Em Lassance, norte de Minas Gerais, enquanto coordenava as atividades de combate à malária, Carlos Chagas montou um pequeno laboratório em um vagão de trem da Estrada de Ferro Central do Brasil. Motivado por seu crescente interesse pela entomologia e pela protozoologia, ele costumava coletar e examinar espécies da fauna brasileira.

Em 1908, Chagas identificou, no sangue de um sagui muito comum na região de Lassance, uma nova espécie de tripanossoma, que batizou de Trypanosoma minasense. Era um parasito natural, não patogênico, do macaco. A vinda, em meados daquele ano, de pesquisadores alemães – como Stanislas von Prowazek (1875-1915), discípulo do renomado Fritz Schaudinn (1871-1906), descobridor do agente causal da sífilis – para estágio no Instituto Oswaldo Cruz colocou os investigadores brasileiros a par das novidades no estudo dos tripanossomas na Europa e foi decisiva para as pesquisas realizadas por Chagas neste terreno. O estudo desse tipo de protozoário estava na ordem do dia da medicina tropical européia, desde que se demonstrara que, além de doenças animais, eles também causavam enfermidades humanas, como a tripanossomíase africana ou doença do sono.

Ainda em 1908, em viagem a Pirapora, Chagas e Belisário Penna pernoitaram em um rancho. Ali, Penna capturou exemplares de um inseto sugador de sangue, sobre o qual lhes havia falado Cornélio Homem de Cantarino Mota (1869-1959), chefe dos engenheiros da Estrada de Ferro Central do Brasil. Era conhecido popularmente como barbeiro, pelo fato de picar suas vítimas preferencialmente no rosto, enquanto dormem.

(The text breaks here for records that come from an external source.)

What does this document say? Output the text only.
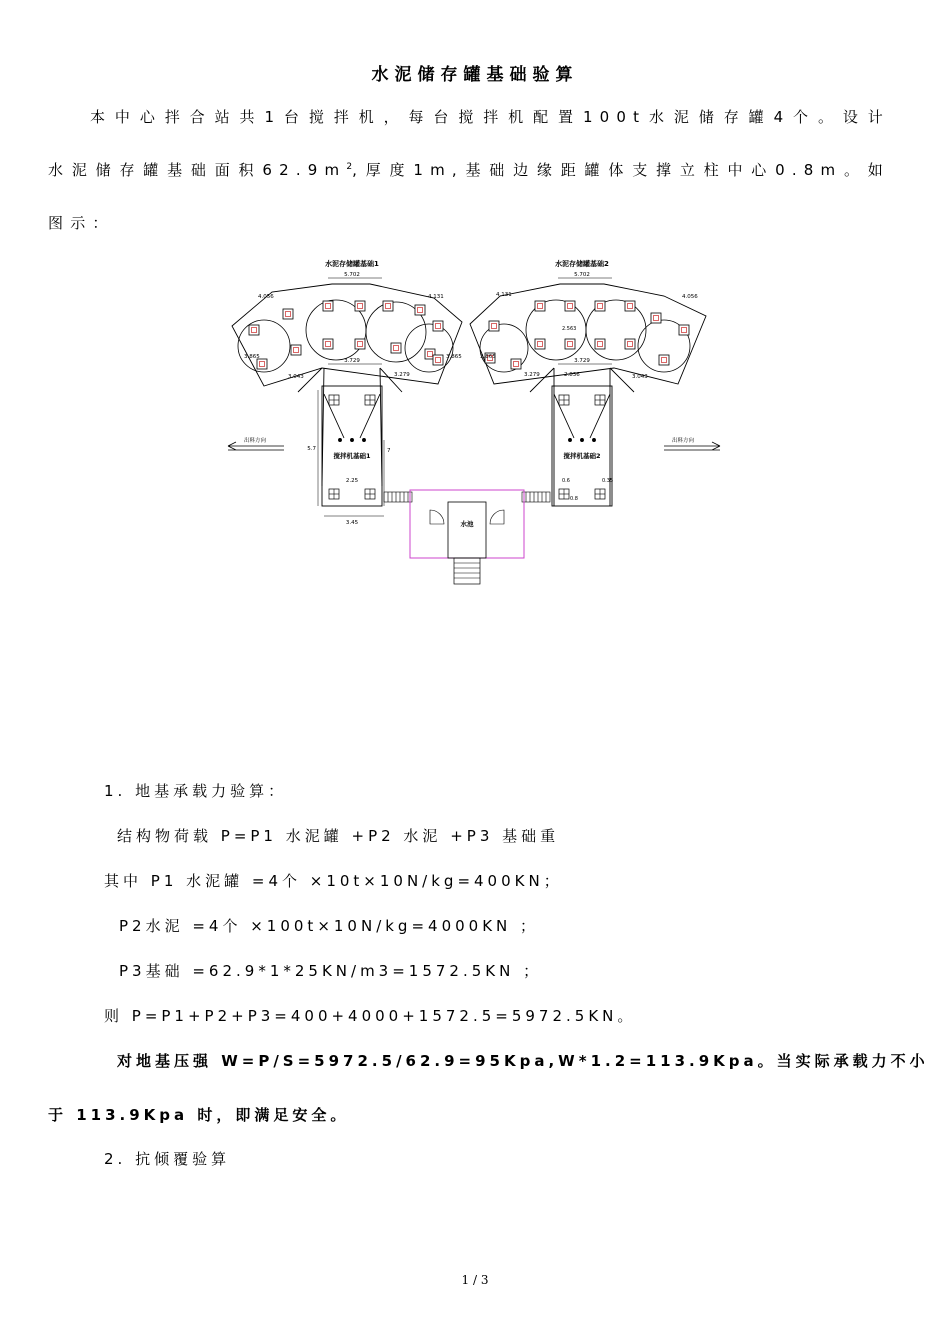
水泥储存罐基础验算
本中心拌合站共1台搅拌机，每台搅拌机配置100t水泥储存罐4个。设计
水泥储存罐基础面积$62.9m^2$,厚度1m,基础边缘距罐体支撑立柱中心0.8m。如
图示：
水泥存储罐基础1	水泥存储罐基础2
5.702	5.702
4.056	4.056
4.131	4.131
3.729	3.729
3.865	3.865	3.865
3.043	3.043
3.279	3.279
5.7	7
2.25
3.45
2.836
0.6	0.35
0.8
2.563
搅拌机基础1	搅拌机基础2
水池
出料方向	出料方向
1. 地基承载力验算：
结构物荷载 P=P1 水泥罐 +P2 水泥 +P3 基础重
其中 P1 水泥罐 =4个 ×10t×10N/kg=400KN；
P2水泥 =4个 ×100t×10N/kg=4000KN ；
P3基础 =62.9*1*25KN/m3=1572.5KN ；
则 P=P1+P2+P3=400+4000+1572.5=5972.5KN。
对地基压强 W=P/S=5972.5/62.9=95Kpa,W*1.2=113.9Kpa。当实际承载力不小
于 113.9Kpa 时，即满足安全。
2. 抗倾覆验算
1 / 3
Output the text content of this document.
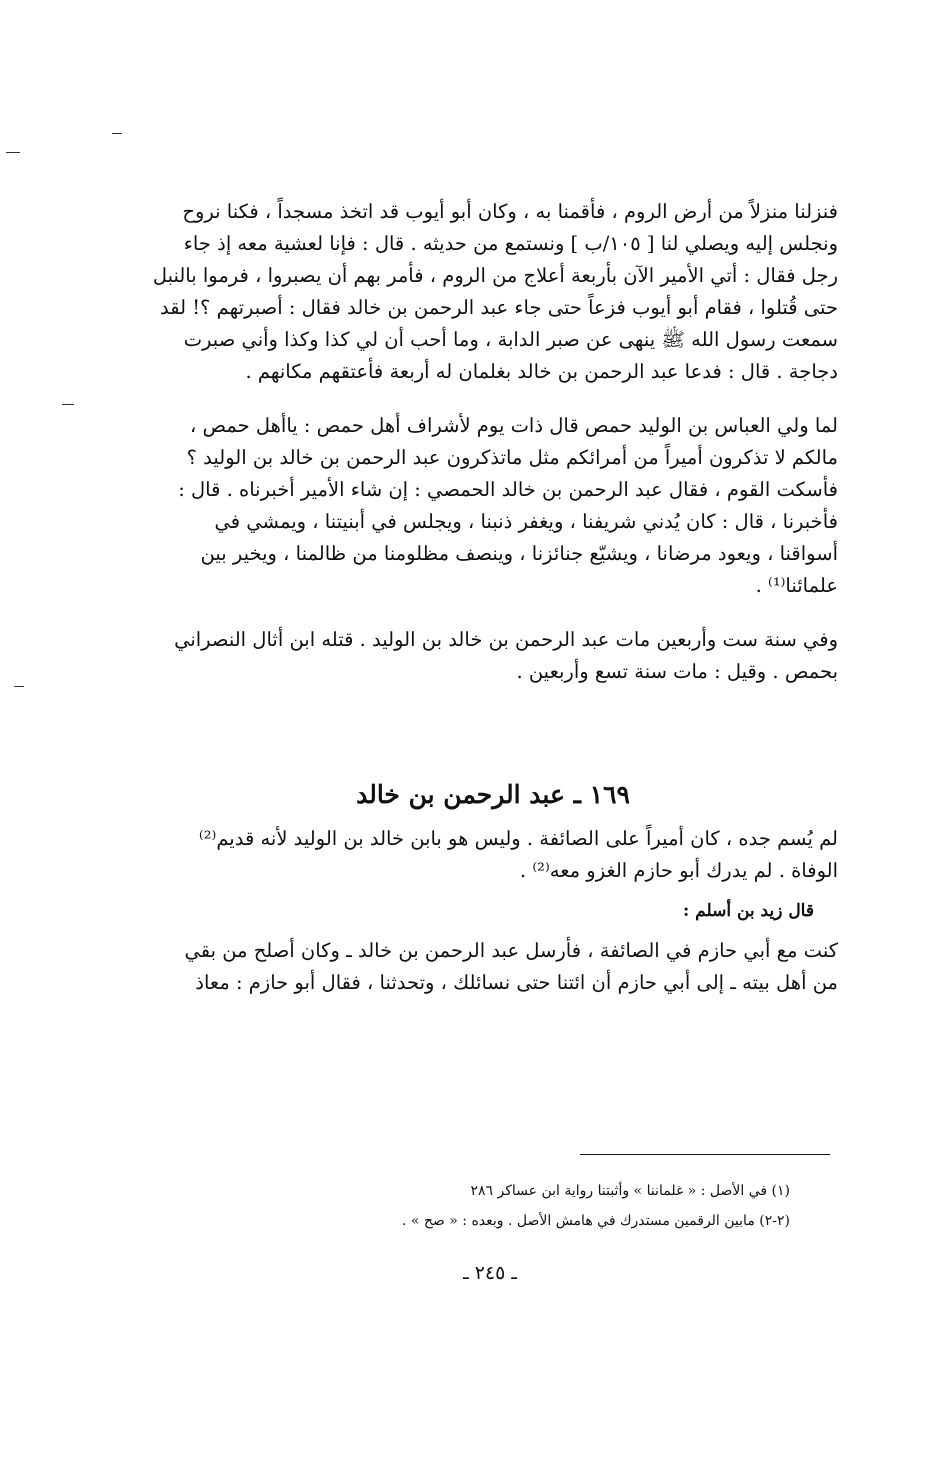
فنزلنا منزلاً من أرض الروم ، فأقمنا به ، وكان أبو أيوب قد اتخذ مسجداً ، فكنا نروح

ونجلس إليه ويصلي لنا [ ١٠٥/ب ] ونستمع من حديثه . قال : فإنا لعشية معه إذ جاء

رجل فقال : أتي الأمير الآن بأربعة أعلاج من الروم ، فأمر بهم أن يصبروا ، فرموا بالنبل

حتى قُتلوا ، فقام أبو أيوب فزعاً حتى جاء عبد الرحمن بن خالد فقال : أصبرتهم ؟! لقد

سمعت رسول الله ﷺ ينهى عن صبر الدابة ، وما أحب أن لي كذا وكذا وأني صبرت

دجاجة . قال : فدعا عبد الرحمن بن خالد بغلمان له أربعة فأعتقهم مكانهم .

لما ولي العباس بن الوليد حمص قال ذات يوم لأشراف أهل حمص : ياأهل حمص ،

مالكم لا تذكرون أميراً من أمرائكم مثل ماتذكرون عبد الرحمن بن خالد بن الوليد ؟

فأسكت القوم ، فقال عبد الرحمن بن خالد الحمصي : إن شاء الأمير أخبرناه . قال :

فأخبرنا ، قال : كان يُدني شريفنا ، ويغفر ذنبنا ، ويجلس في أبنيتنا ، ويمشي في

أسواقنا ، ويعود مرضانا ، ويشيّع جنائزنا ، وينصف مظلومنا من ظالمنا ، ويخير بين

علمائنا⁽¹⁾ .

وفي سنة ست وأربعين مات عبد الرحمن بن خالد بن الوليد . قتله ابن أثال النصراني

بحمص . وقيل : مات سنة تسع وأربعين .

١٦٩ ـ عبد الرحمن بن خالد

لم يُسم جده ، كان أميراً على الصائفة . وليس هو بابن خالد بن الوليد لأنه قديم⁽²⁾

الوفاة . لم يدرك أبو حازم الغزو معه⁽²⁾ .

قال زيد بن أسلم :

كنت مع أبي حازم في الصائفة ، فأرسل عبد الرحمن بن خالد ـ وكان أصلح من بقي

من أهل بيته ـ إلى أبي حازم أن ائتنا حتى نسائلك ، وتحدثنا ، فقال أبو حازم : معاذ

(١) في الأصل : « غلماننا » وأثبتنا رواية ابن عساكر ٢٨٦
(٢-٢) مابين الرقمين مستدرك في هامش الأصل . وبعده : « صح » .
ـ ٢٤٥ ـ
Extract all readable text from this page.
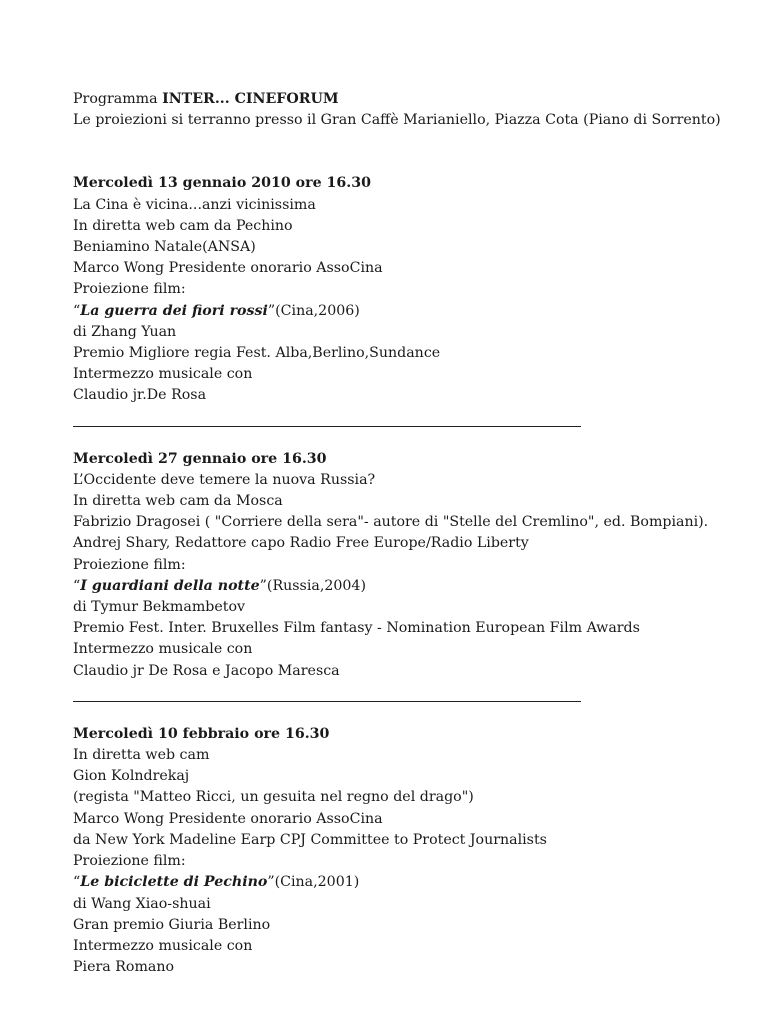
Programma INTER... CINEFORUM
Le proiezioni si terranno presso il Gran Caffè Marianiello, Piazza Cota (Piano di Sorrento)
Mercoledì 13 gennaio 2010 ore 16.30
La Cina è vicina...anzi vicinissima
In diretta web cam da Pechino
Beniamino Natale(ANSA)
Marco Wong Presidente onorario AssoCina
Proiezione film:
“La guerra dei fiori rossi”(Cina,2006)
di Zhang Yuan
Premio Migliore regia Fest. Alba,Berlino,Sundance
Intermezzo musicale con
Claudio jr.De Rosa
Mercoledì 27 gennaio ore 16.30
L’Occidente deve temere la nuova Russia?
In diretta web cam da Mosca
Fabrizio Dragosei ( "Corriere della sera"- autore di "Stelle del Cremlino", ed. Bompiani).
Andrej Shary, Redattore capo Radio Free Europe/Radio Liberty
Proiezione film:
“I guardiani della notte”(Russia,2004)
di Tymur Bekmambetov
Premio Fest. Inter. Bruxelles Film fantasy - Nomination European Film Awards
Intermezzo musicale con
Claudio jr De Rosa e Jacopo Maresca
Mercoledì 10 febbraio ore 16.30
In diretta web cam
Gion Kolndrekaj
(regista "Matteo Ricci, un gesuita nel regno del drago")
Marco Wong Presidente onorario AssoCina
da New York Madeline Earp CPJ Committee to Protect Journalists
Proiezione film:
“Le biciclette di Pechino”(Cina,2001)
di Wang Xiao-shuai
Gran premio Giuria Berlino
Intermezzo musicale con
Piera Romano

Como descreveu Chagas, proliferava "nas habitações pobres, nas choupanas de paredes não rebocadas e cobertas de capim”, atacando o homem à noite, “depois de apagadas as luzes, e ocultando-se, durante o dia, nas frestas das paredes, nas coberturas das casas, em todos os esconderijos”.

Sabendo da importância de insetos que se alimentam de sangue como transmissores de doenças, Chagas examinou alguns barbeiros em seu vagão-laboratório e encontrou, em seu intestino, um protozoário em forma de tripanossoma. Pensou que poderia tratar-se de um parasito do inseto ou um tripanossoma de vertebrados. Neste último caso, poderia ser o próprio T. minasense identificado nos macacos da região.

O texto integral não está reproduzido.